One of my best sleeps in the past few weeks! Should have sleeps like this every day.

Key takeaways:
– About 75% people don’t sleep enough;
– Chronological sleep deprivation causes health issues and affect work efficiency;
– Track your sleep and form a sound bed-time routine to improve sleep quantity and quality;
– You will improve your health and work productivity by sleeping better!

While waiting for picking up my son from a Jiu Jitsu class, I had a chat with a father who was also waiting there. I asked how his shoulder had recovered as he had some chronological injuries from regular boxing. I suggested him to do less boxing from three times to twice a week and sleep more. Sleep more?

He seemed to be surprised by the idea of ‘sleeping more’ in order to fix his shoulder issues. “I thought I should see my physio regularly”, he said. Then I asked how his sleeping quantity and quality had been for the previous two weeks. He said he probably should have slept more. (So obviously, he didn’t reckon he had enough!)

Although I’m not a medical doctor, it’s not difficult to find some medical research to support the link between health issues and inadequate sleep. Consequences are not able to recovery from injuries or sickness faster, and not be able to concentrate on works; hence, lower productivity.

I quickly explained the ‘theory and medical evidence’ behind my suggestion to this father. I also noticed that he wore a Fitbit. So I suggested him to monitor his sleep patterns for the following two weeks. I told him: “you could heal your shoulder injury simply by visiting a physio (so proper treatment is done) and sleep more”.

The next time I met him a few weeks later at the Jiu Jitsu class again, he told me that his shoulder had improved a lot. He now does two boxing sessions per week so to allow more time to recover. He also showed me his sleep patterns on his iPhone. That’s typical patterns I saw from my coaching clients: lack of sleep and poor sleep quality. He said that after seriously monitoring his sleep patterns, he noticed that he had, on average only 6.5 hours sleep. He then cut his evening TV time to ‘make room’ for going to bed earlier (because he can’t choose to wake up later in the morning because of young children. I know! >_<).
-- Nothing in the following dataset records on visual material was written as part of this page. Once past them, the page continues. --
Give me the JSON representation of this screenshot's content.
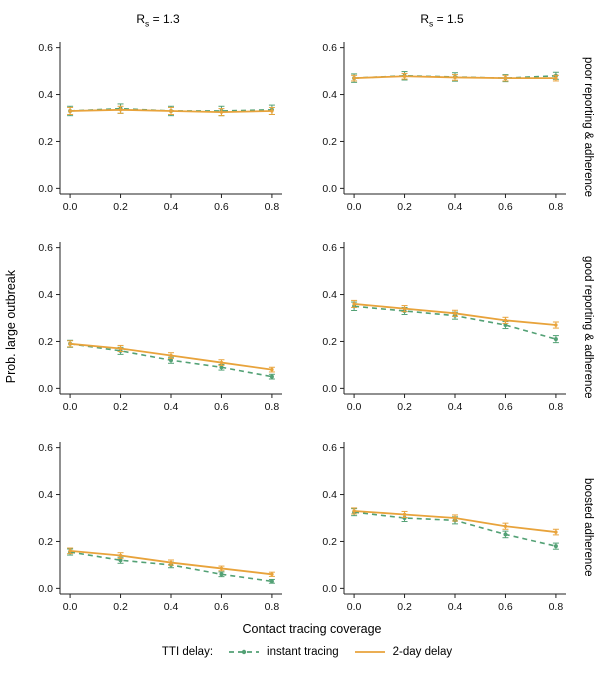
{
  "chart_data": {
    "type": "line",
    "x": [
      0.0,
      0.2,
      0.4,
      0.6,
      0.8
    ],
    "xlim": [
      0,
      0.8
    ],
    "ylim": [
      0,
      0.6
    ],
    "x_ticks": [
      "0.0",
      "0.2",
      "0.4",
      "0.6",
      "0.8"
    ],
    "y_ticks": [
      "0.0",
      "0.2",
      "0.4",
      "0.6"
    ],
    "xlabel": "Contact tracing coverage",
    "ylabel": "Prob. large outbreak",
    "grid": "off",
    "legend_position": "bottom",
    "columns": [
      {
        "base": "R",
        "sub": "s",
        "eq": " = 1.3"
      },
      {
        "base": "R",
        "sub": "s",
        "eq": " = 1.5"
      }
    ],
    "rows": [
      "poor reporting & adherence",
      "good reporting & adherence",
      "boosted adherence"
    ],
    "legend": {
      "title": "TTI delay:",
      "entries": [
        {
          "name": "instant tracing",
          "color": "#53A175",
          "dash": true
        },
        {
          "name": "2-day delay",
          "color": "#E8A33B",
          "dash": false
        }
      ]
    },
    "panels": [
      {
        "row": "poor reporting & adherence",
        "col": "Rs = 1.3",
        "series": [
          {
            "name": "instant tracing",
            "values": [
              0.33,
              0.34,
              0.33,
              0.33,
              0.335
            ],
            "errors": [
              0.02,
              0.02,
              0.02,
              0.02,
              0.02
            ]
          },
          {
            "name": "2-day delay",
            "values": [
              0.33,
              0.335,
              0.33,
              0.325,
              0.33
            ],
            "errors": [
              0.015,
              0.015,
              0.015,
              0.015,
              0.015
            ]
          }
        ]
      },
      {
        "row": "poor reporting & adherence",
        "col": "Rs = 1.5",
        "series": [
          {
            "name": "instant tracing",
            "values": [
              0.47,
              0.48,
              0.475,
              0.47,
              0.48
            ],
            "errors": [
              0.018,
              0.018,
              0.018,
              0.015,
              0.015
            ]
          },
          {
            "name": "2-day delay",
            "values": [
              0.47,
              0.478,
              0.473,
              0.47,
              0.47
            ],
            "errors": [
              0.012,
              0.012,
              0.012,
              0.012,
              0.012
            ]
          }
        ]
      },
      {
        "row": "good reporting & adherence",
        "col": "Rs = 1.3",
        "series": [
          {
            "name": "instant tracing",
            "values": [
              0.19,
              0.16,
              0.12,
              0.09,
              0.05
            ],
            "errors": [
              0.015,
              0.015,
              0.013,
              0.012,
              0.01
            ]
          },
          {
            "name": "2-day delay",
            "values": [
              0.19,
              0.17,
              0.14,
              0.11,
              0.08
            ],
            "errors": [
              0.013,
              0.013,
              0.012,
              0.012,
              0.01
            ]
          }
        ]
      },
      {
        "row": "good reporting & adherence",
        "col": "Rs = 1.5",
        "series": [
          {
            "name": "instant tracing",
            "values": [
              0.35,
              0.33,
              0.31,
              0.27,
              0.21
            ],
            "errors": [
              0.018,
              0.015,
              0.015,
              0.015,
              0.015
            ]
          },
          {
            "name": "2-day delay",
            "values": [
              0.36,
              0.34,
              0.32,
              0.29,
              0.27
            ],
            "errors": [
              0.015,
              0.013,
              0.013,
              0.013,
              0.013
            ]
          }
        ]
      },
      {
        "row": "boosted adherence",
        "col": "Rs = 1.3",
        "series": [
          {
            "name": "instant tracing",
            "values": [
              0.155,
              0.12,
              0.1,
              0.06,
              0.03
            ],
            "errors": [
              0.013,
              0.013,
              0.012,
              0.01,
              0.008
            ]
          },
          {
            "name": "2-day delay",
            "values": [
              0.16,
              0.14,
              0.11,
              0.085,
              0.06
            ],
            "errors": [
              0.012,
              0.012,
              0.011,
              0.01,
              0.009
            ]
          }
        ]
      },
      {
        "row": "boosted adherence",
        "col": "Rs = 1.5",
        "series": [
          {
            "name": "instant tracing",
            "values": [
              0.325,
              0.3,
              0.29,
              0.23,
              0.18
            ],
            "errors": [
              0.015,
              0.015,
              0.015,
              0.014,
              0.013
            ]
          },
          {
            "name": "2-day delay",
            "values": [
              0.33,
              0.315,
              0.3,
              0.265,
              0.24
            ],
            "errors": [
              0.013,
              0.013,
              0.013,
              0.013,
              0.012
            ]
          }
        ]
      }
    ]
  }
}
Over one week trial, he found ‘sleeping therapy’ very effective and it’s free!

When my client wants to improve his/her productivity and health, the first question I always ask is: do you sleep well? Sleeping is a ‘task’ that takes almost 1/3 or our human lives and is more important than another other things you do. Quality sleep will improve your health, give you a good mood, let you concentrate on works and improve your relationship with others. And, it’s free!